Mas não há boas notícias? Não, todavia podemos sempre continuar com as más notícias.
A metade das pessoas recém assumida pertencem ao sector dos serviços. Produção? Não é connosco.
E estas 54.000 novas assunções representam uma descida quando comparadas com os resultados dos meses anteriores.

“Sim Max, tudo bem , mas tu sabes que o emprego é o último a beneficiar duma eventual retoma. Não tens outros dados?”.

Justo. Correcto. Então vamos ver outros dados.
Por exemplo: o CESI Index. O que é isso?

É o indicador que Citigroup utiliza para medir a diferença entre os dados macroeconómicos e os dados previstos pelos analistas.
Na prática, o analista diz: “Meus senhores, no próximo mês eis que chega a retoma, a verdadeira, acabaram as brincadeiras. Indústria: + 10%, duma vez só”.

No mês seguinte Ctigroup confronta estas previsões com os dados reais e traduz isso num valor, o chamado CESI Index. Que este mês alcançou -117 pontos. Dito de outra forma: uma diferença abismal.

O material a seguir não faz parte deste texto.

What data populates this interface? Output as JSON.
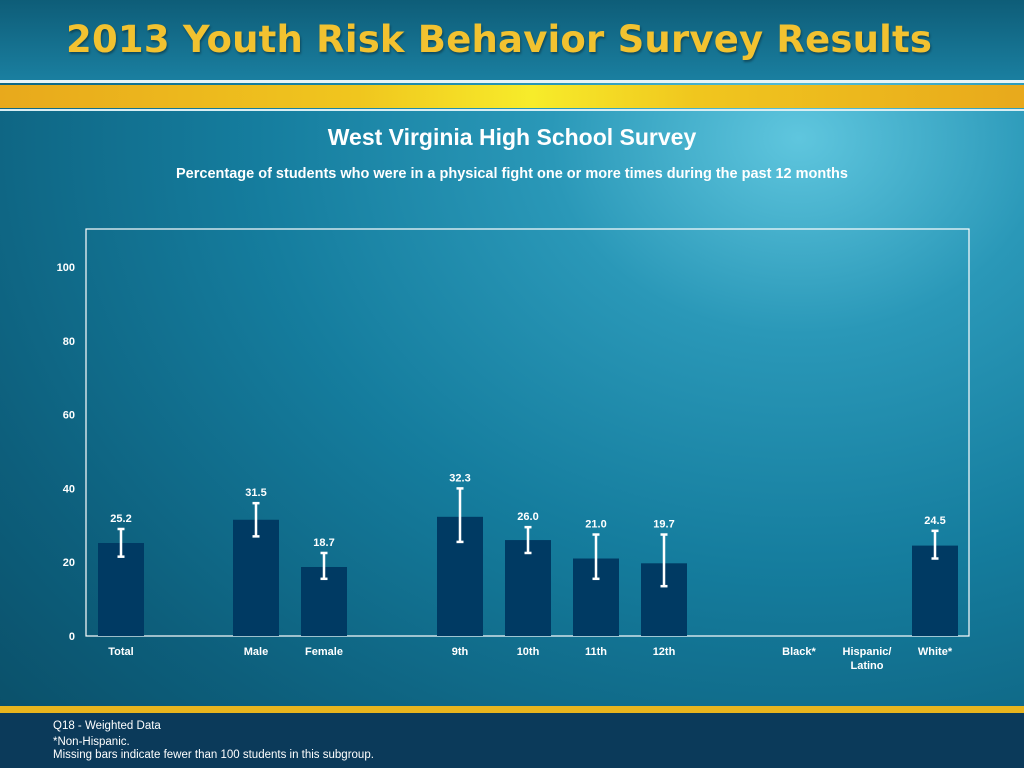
{
  "header": {
    "title": "2013 Youth Risk Behavior Survey Results"
  },
  "chart_data": {
    "type": "bar",
    "title": "West Virginia High School Survey",
    "subtitle": "Percentage of students who were in a physical fight one or more times during the past 12 months",
    "xlabel": "",
    "ylabel": "",
    "ylim": [
      0,
      110
    ],
    "yticks": [
      0,
      20,
      40,
      60,
      80,
      100
    ],
    "grid": false,
    "categories": [
      "Total",
      "Male",
      "Female",
      "9th",
      "10th",
      "11th",
      "12th",
      "Black*",
      "Hispanic/\nLatino",
      "White*"
    ],
    "values": [
      25.2,
      31.5,
      18.7,
      32.3,
      26.0,
      21.0,
      19.7,
      null,
      null,
      24.5
    ],
    "value_labels": [
      "25.2",
      "31.5",
      "18.7",
      "32.3",
      "26.0",
      "21.0",
      "19.7",
      "",
      "",
      "24.5"
    ],
    "ci_lower": [
      21.5,
      27.0,
      15.5,
      25.5,
      22.5,
      15.5,
      13.5,
      null,
      null,
      21.0
    ],
    "ci_upper": [
      29.0,
      36.0,
      22.5,
      40.0,
      29.5,
      27.5,
      27.5,
      null,
      null,
      28.5
    ],
    "bar_color": "#003a63",
    "error_bar_color": "#ffffff"
  },
  "footer": {
    "note1": "Q18 - Weighted Data",
    "note2": "*Non-Hispanic.",
    "note3": "Missing bars indicate fewer than 100 students in this subgroup."
  }
}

Neste gráfico, os dados mais importantes são:

linha branca (ECRI), o indicador que “mede o pulso” da economia
linha verde (CESI Index), em descida
linha vermelha (SLF), que indica o stress das instituições bancárias, em área negativa
linha laranja (Standard And Poor’s 500), o mercado das acções dos EUA
linha amarela (BFCIUS), a confiança financeira dos EUA
linha azul (COMFCOMF), que indica a confiança dos consumidores

Ainda uma vez:: a Bolsa dos Valores vive num mundo todo seu (SP 500 e BFCIUS), enquanto a economia real mostra sinais preocupantes (e este é um eufemismo).

Euforia dos mercados em vista dum novo Quantitative Easing (as vozes circulam…)? O terceiro Quantitative Easing? Difícil que a Federal Reserve possa jogar uma carta assim arriscada. Já não seria apenas uma questão económica, mas política também.

Outro dado: o indicador de confiança dos consumidores americanos.

Não é apenas uma mera curiosidade, a tendência da confiança tem reflexos importantes na economia real: um consumidor desconfiado tem medo do futuro e não gasta ou gasta menos. Por exemplo, adia investimentos significativos, como a compra dum carro novo ou duma casa.

Este é o mais recentes indicador da confiança:

 

…em queda. E, ainda mais preocupante, eis a comparação com o mesmo indicador ao longo das crises anteriores:

A tudo isso juntamos uma situação europeia para a qual já é difícil encontrar palavras (caso Grécia, bancarrota prevista no prazo de dois anos) e pronto, eis uma possível resposta para a pergunta de início: agravamento? Talvez não, com um pouco de sorte.

Mas um melhoramento parece fora de discussão…

Ipse dixit.

Gráficos: InterMarketAndMore

2 Replies to “O importante é não ler os dados”

  1. eheheh… Tal como quando uma pedra provoca várias ondas num lago tranquilo, assim e esta crise, a 1ª onda já passou… a segunda vem a caminho… mas como adulteramos a física desta crise, a 2ª onda vai ser pior que a 1ª… e ela está prestes prestes a chegar!